Potty Training

Potty training is a big step for every young child. It is also an important stage for their parents, who often worry if their child is being toilet trained at the right time and in the right way. Read on for some excellent tips on infant potty training.

When to Start Potty Training

Experts have different opinions on when to start potty training. Some say that it’s better for nature to take its course while others believe that early potty training is best.

The only right answer when it comes to when to start infant potty training is whether your child is ready. Remember your role is to support and encourage your child, not to force him.

However parents should be prepared for this moment. Preparing toilet training strategies is important so that you can properly guide your child through the potty training process.

Look for signals that your child is ready to start toilet training. This includes an increased awareness in your child of toilets or their bodily functions and a greater awareness of when they go pee or poo, especially beforehand. Also, your infant might also start talking about pee or poop and ask you questions about it.

Toilet Training Tips: Establishing A Routine

Potty training a toddler doesn’t have to be difficult. It’s important to establish guidelines to help your child learn about and to actively involve them in the toilet training process.

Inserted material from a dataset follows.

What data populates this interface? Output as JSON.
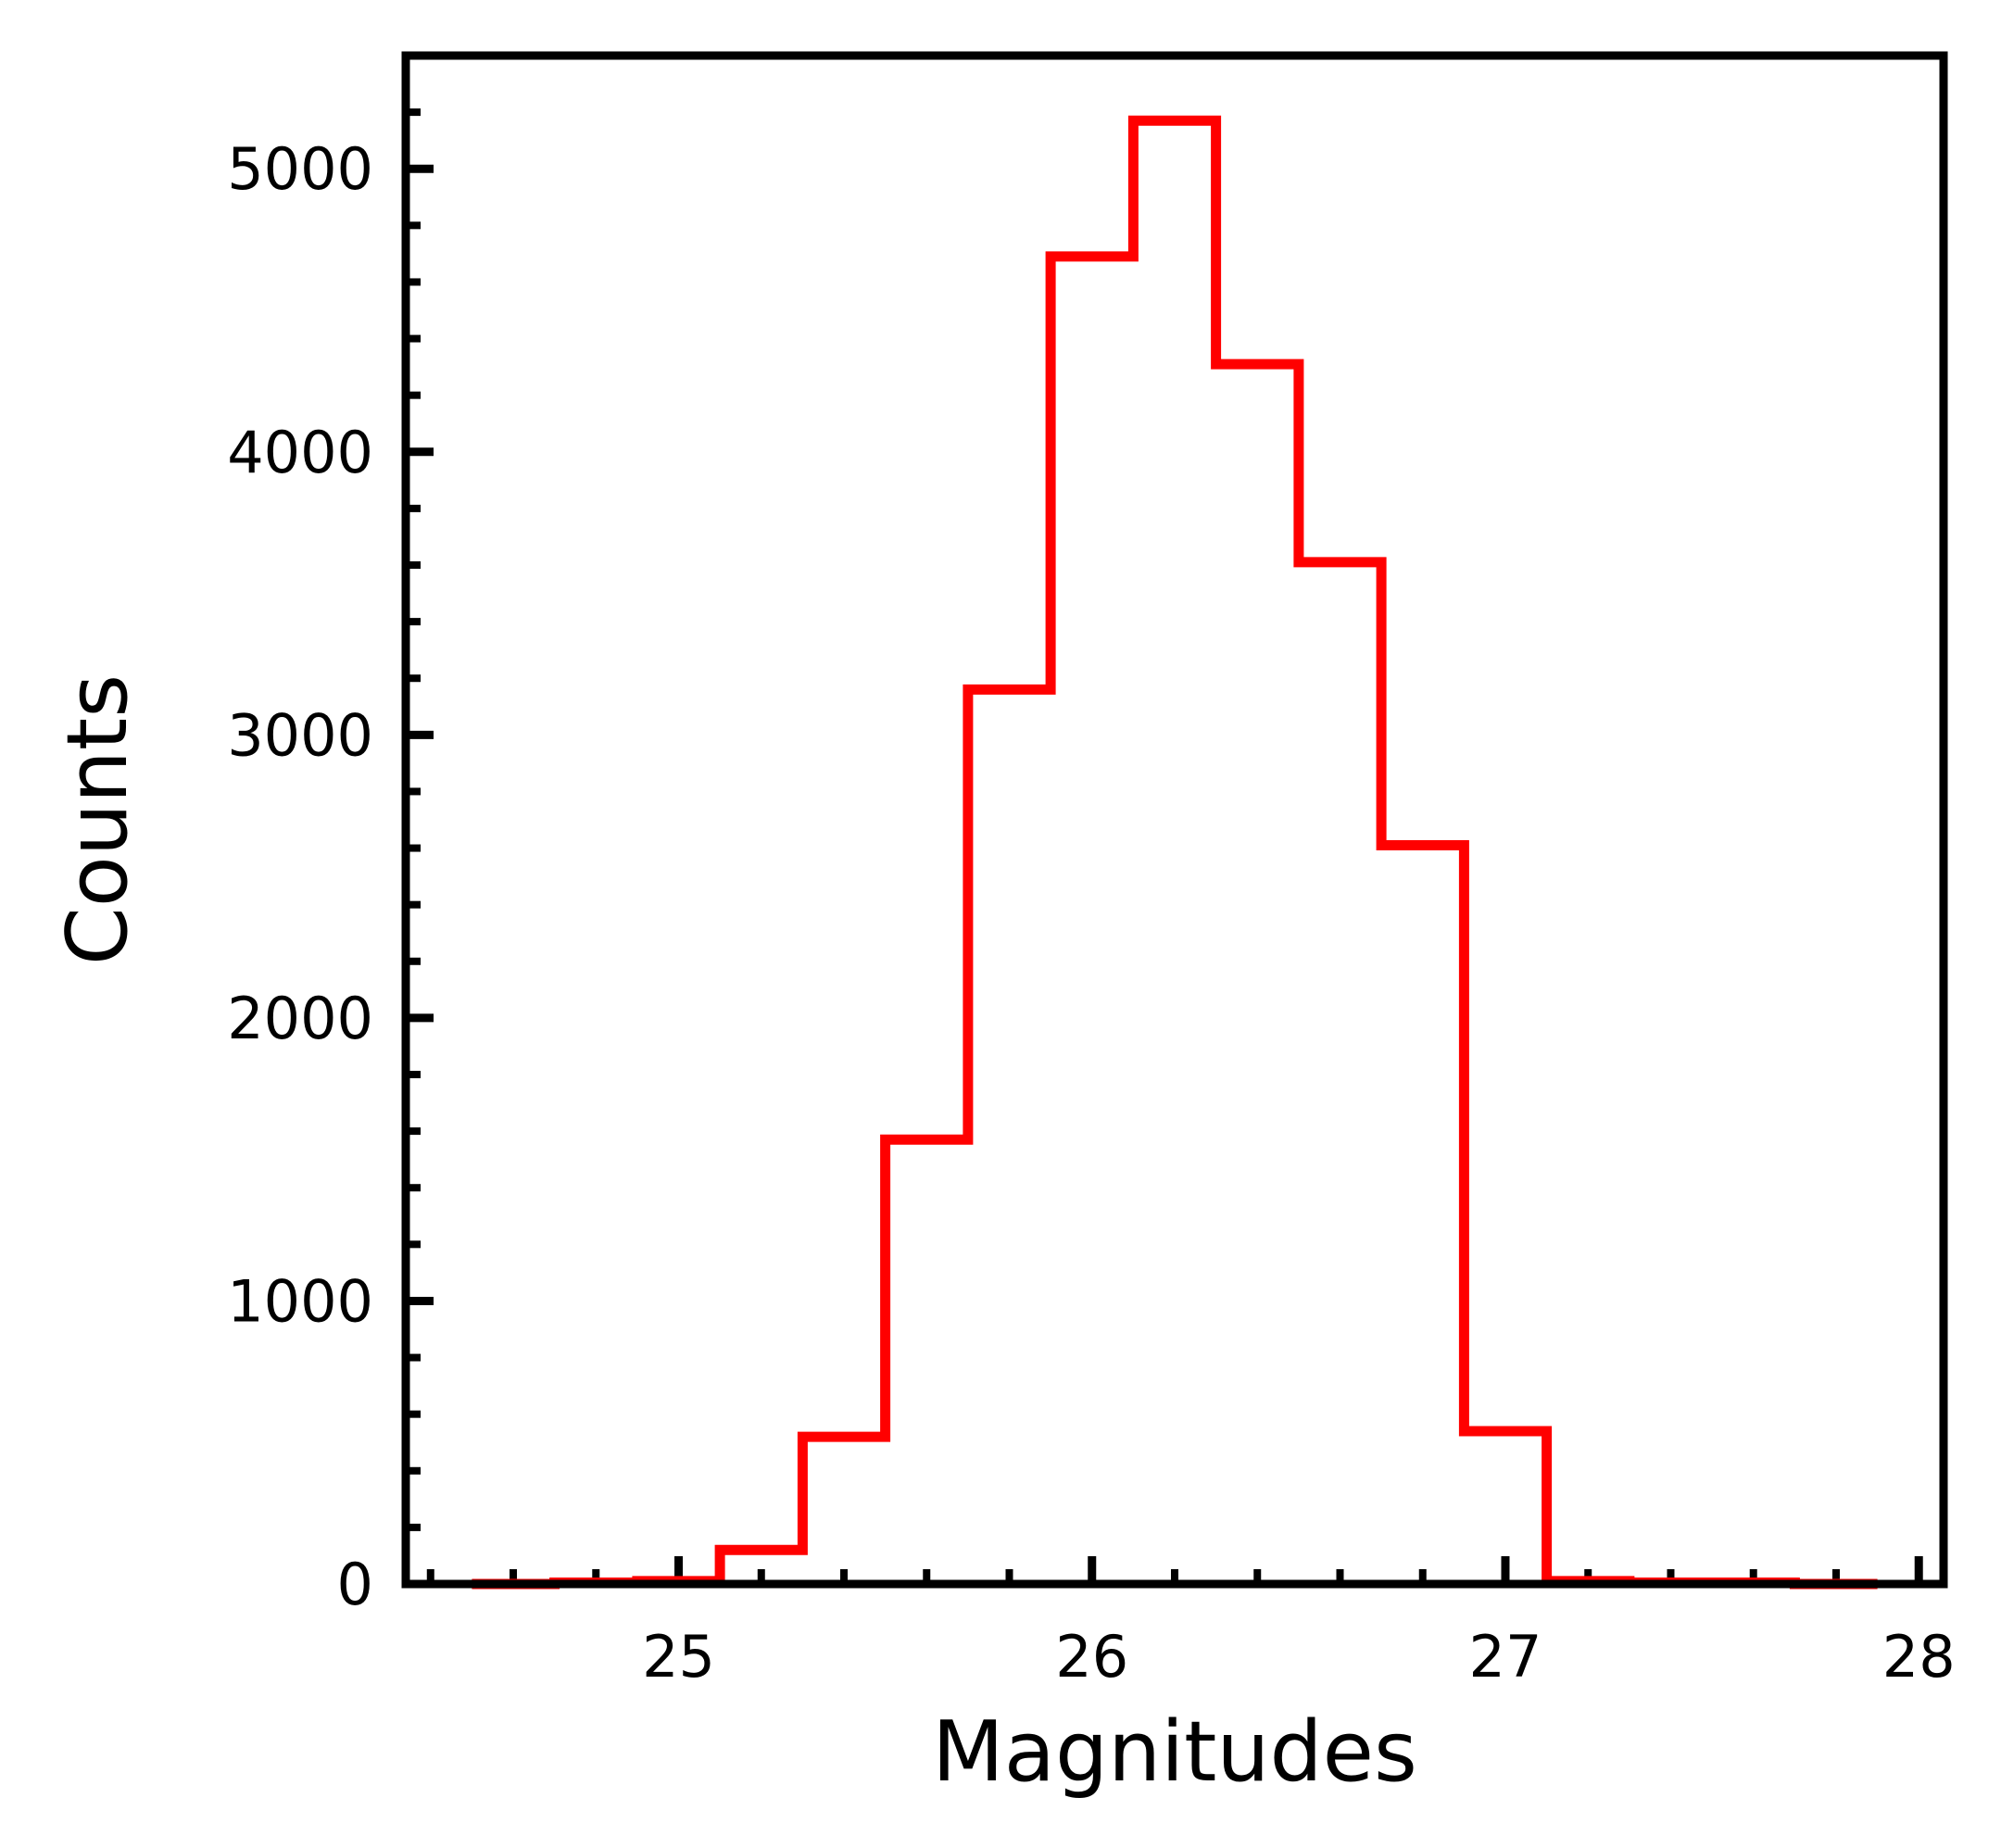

Use the above signs as your guide. Reinforce your child’s interest in pee and poop by talking openly about going potty and answer any questions they might have. Reinforce your child’s interest in the potty by reinforcing them through action.

Establish a daytime routine; at the beginning, set a timer for every two hours. When it rings, say "It’s potty time" and teach your child to say the same if he has to use the potty. He’ll soon catch on.

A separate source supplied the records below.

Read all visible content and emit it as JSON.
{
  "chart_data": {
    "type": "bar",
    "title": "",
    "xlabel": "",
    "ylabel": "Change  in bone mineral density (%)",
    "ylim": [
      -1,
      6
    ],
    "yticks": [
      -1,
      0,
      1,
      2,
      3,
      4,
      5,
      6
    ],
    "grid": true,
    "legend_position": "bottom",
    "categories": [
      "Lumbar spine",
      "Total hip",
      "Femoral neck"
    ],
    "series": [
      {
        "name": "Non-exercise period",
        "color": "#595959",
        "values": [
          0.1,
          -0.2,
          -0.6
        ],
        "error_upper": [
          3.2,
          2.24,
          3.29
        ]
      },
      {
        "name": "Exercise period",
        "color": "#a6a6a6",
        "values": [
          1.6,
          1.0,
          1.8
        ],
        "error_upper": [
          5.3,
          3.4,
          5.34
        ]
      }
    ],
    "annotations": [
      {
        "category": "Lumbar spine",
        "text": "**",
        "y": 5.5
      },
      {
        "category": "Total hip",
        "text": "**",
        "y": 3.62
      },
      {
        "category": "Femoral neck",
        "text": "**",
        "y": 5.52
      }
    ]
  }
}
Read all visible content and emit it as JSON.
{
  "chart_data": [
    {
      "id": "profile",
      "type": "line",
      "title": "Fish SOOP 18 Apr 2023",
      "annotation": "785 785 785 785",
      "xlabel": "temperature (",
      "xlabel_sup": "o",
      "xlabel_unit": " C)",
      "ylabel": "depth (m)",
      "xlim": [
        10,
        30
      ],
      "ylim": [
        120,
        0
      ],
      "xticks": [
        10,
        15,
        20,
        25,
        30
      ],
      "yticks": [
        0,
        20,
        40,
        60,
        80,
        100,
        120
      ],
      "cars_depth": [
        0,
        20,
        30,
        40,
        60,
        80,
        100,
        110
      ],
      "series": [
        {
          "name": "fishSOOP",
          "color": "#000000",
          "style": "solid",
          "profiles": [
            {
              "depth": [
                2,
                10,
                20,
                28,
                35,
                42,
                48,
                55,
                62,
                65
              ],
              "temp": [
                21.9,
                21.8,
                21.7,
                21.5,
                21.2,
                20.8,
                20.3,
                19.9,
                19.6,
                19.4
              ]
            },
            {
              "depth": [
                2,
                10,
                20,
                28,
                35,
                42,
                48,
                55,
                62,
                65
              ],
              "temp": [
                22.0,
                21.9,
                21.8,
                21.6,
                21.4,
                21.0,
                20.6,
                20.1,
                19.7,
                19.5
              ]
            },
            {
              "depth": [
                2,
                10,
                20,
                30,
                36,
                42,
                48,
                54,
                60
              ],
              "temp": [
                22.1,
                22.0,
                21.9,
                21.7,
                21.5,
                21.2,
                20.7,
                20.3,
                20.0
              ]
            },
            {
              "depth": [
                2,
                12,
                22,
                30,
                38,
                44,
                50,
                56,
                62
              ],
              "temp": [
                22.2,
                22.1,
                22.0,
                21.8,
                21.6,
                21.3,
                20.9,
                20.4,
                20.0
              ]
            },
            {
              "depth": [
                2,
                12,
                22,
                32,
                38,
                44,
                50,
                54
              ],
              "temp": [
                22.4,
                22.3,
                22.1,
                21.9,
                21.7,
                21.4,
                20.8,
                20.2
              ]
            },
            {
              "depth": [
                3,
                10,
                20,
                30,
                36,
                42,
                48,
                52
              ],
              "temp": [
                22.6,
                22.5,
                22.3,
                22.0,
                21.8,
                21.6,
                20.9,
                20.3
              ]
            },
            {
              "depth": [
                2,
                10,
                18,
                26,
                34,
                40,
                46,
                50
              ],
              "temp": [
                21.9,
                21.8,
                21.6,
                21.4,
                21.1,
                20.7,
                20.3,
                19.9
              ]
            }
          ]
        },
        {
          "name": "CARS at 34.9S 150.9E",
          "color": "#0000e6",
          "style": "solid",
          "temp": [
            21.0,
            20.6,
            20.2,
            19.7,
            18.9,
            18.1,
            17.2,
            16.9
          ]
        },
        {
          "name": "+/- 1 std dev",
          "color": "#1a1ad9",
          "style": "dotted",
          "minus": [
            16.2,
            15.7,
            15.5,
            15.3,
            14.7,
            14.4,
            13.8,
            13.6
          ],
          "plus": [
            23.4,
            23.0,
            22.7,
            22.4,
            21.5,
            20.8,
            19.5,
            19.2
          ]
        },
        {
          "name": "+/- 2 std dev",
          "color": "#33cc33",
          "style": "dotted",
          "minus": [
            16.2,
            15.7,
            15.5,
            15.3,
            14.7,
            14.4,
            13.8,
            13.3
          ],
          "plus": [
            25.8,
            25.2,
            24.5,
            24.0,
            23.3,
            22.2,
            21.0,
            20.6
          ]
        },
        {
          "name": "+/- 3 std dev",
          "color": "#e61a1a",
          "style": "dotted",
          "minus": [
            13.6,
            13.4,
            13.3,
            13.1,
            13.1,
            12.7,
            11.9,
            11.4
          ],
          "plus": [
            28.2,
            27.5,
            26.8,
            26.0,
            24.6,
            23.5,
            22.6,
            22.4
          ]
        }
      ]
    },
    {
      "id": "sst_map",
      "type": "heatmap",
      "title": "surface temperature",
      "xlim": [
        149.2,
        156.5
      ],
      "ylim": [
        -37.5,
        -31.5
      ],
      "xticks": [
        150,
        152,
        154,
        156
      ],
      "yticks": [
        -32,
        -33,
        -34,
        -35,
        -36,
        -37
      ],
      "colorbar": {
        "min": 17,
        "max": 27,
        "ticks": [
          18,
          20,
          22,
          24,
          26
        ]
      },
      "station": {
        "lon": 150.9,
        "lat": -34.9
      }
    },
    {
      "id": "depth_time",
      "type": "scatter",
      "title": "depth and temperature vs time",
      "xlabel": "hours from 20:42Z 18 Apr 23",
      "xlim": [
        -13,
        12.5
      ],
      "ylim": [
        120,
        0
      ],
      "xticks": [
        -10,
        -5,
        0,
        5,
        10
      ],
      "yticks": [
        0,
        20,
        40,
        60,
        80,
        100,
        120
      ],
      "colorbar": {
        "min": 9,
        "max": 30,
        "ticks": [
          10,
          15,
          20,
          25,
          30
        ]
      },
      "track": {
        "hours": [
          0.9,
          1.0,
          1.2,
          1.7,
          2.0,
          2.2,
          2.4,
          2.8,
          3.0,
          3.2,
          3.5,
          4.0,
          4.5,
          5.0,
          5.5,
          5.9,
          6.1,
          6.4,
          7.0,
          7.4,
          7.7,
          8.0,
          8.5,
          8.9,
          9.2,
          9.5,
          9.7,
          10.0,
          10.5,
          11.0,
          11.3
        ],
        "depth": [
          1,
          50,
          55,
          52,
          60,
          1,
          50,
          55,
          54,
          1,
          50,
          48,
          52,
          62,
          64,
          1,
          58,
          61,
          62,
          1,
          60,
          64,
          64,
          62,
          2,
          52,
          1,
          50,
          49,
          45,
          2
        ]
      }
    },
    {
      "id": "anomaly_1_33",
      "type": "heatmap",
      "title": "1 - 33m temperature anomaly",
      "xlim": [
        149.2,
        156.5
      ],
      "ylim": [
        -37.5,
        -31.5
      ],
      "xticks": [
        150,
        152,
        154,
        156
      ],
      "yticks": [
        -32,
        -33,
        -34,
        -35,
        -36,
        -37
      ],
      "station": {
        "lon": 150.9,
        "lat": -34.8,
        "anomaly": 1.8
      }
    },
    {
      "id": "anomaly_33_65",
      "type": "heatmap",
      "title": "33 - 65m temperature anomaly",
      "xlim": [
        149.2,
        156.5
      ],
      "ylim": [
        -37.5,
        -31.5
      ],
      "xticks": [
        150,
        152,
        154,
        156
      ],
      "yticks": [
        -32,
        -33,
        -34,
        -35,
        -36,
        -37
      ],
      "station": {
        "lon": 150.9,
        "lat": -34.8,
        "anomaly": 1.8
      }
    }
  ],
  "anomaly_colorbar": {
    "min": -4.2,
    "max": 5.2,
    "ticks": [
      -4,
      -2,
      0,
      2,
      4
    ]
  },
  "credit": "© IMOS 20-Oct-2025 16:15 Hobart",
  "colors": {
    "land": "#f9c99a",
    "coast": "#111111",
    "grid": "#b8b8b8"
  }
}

If your child has a bowel movement in her diaper, physically put the poop in the toilet. Let your child watch; it’ll help her establish an association between the two.

Once your child becomes a little more independent, give her more space. Say, "You go to the potty and I’ll be there in a minute." Learn to start respecting her need for privacy.

Another great toilet training tip is to relocate the potty near to your child’s play area so that it won’t be an interruption to his playtime.

Above all, it’s important not to force your child. If your child isn’t catching on, chances are he’s not ready to start potty training yet.


Keep praise simple. A word of encouragement and a reassuring hug go a long way.

Be sure to give praise when your child stays dry between trips to the potty.

Focus on the positives. If your child remembered to wash her hands, praise her for her good hygiene. Don’t focus on the fact that this time she forgot to flush. Potty training a toddler is a process that takes time.

Potty Training and Hygiene

Hygiene is an important part of potty training.

Teach your child to wipe himself properly; show your child how to wash her hands thoroughly.

Change soiled underwear and clothes promptly.

Offer rewards for good hygiene. Giving your child a sticker every time she practices good hygiene will help keep her motivated and is a fun way to chart her potty training progress.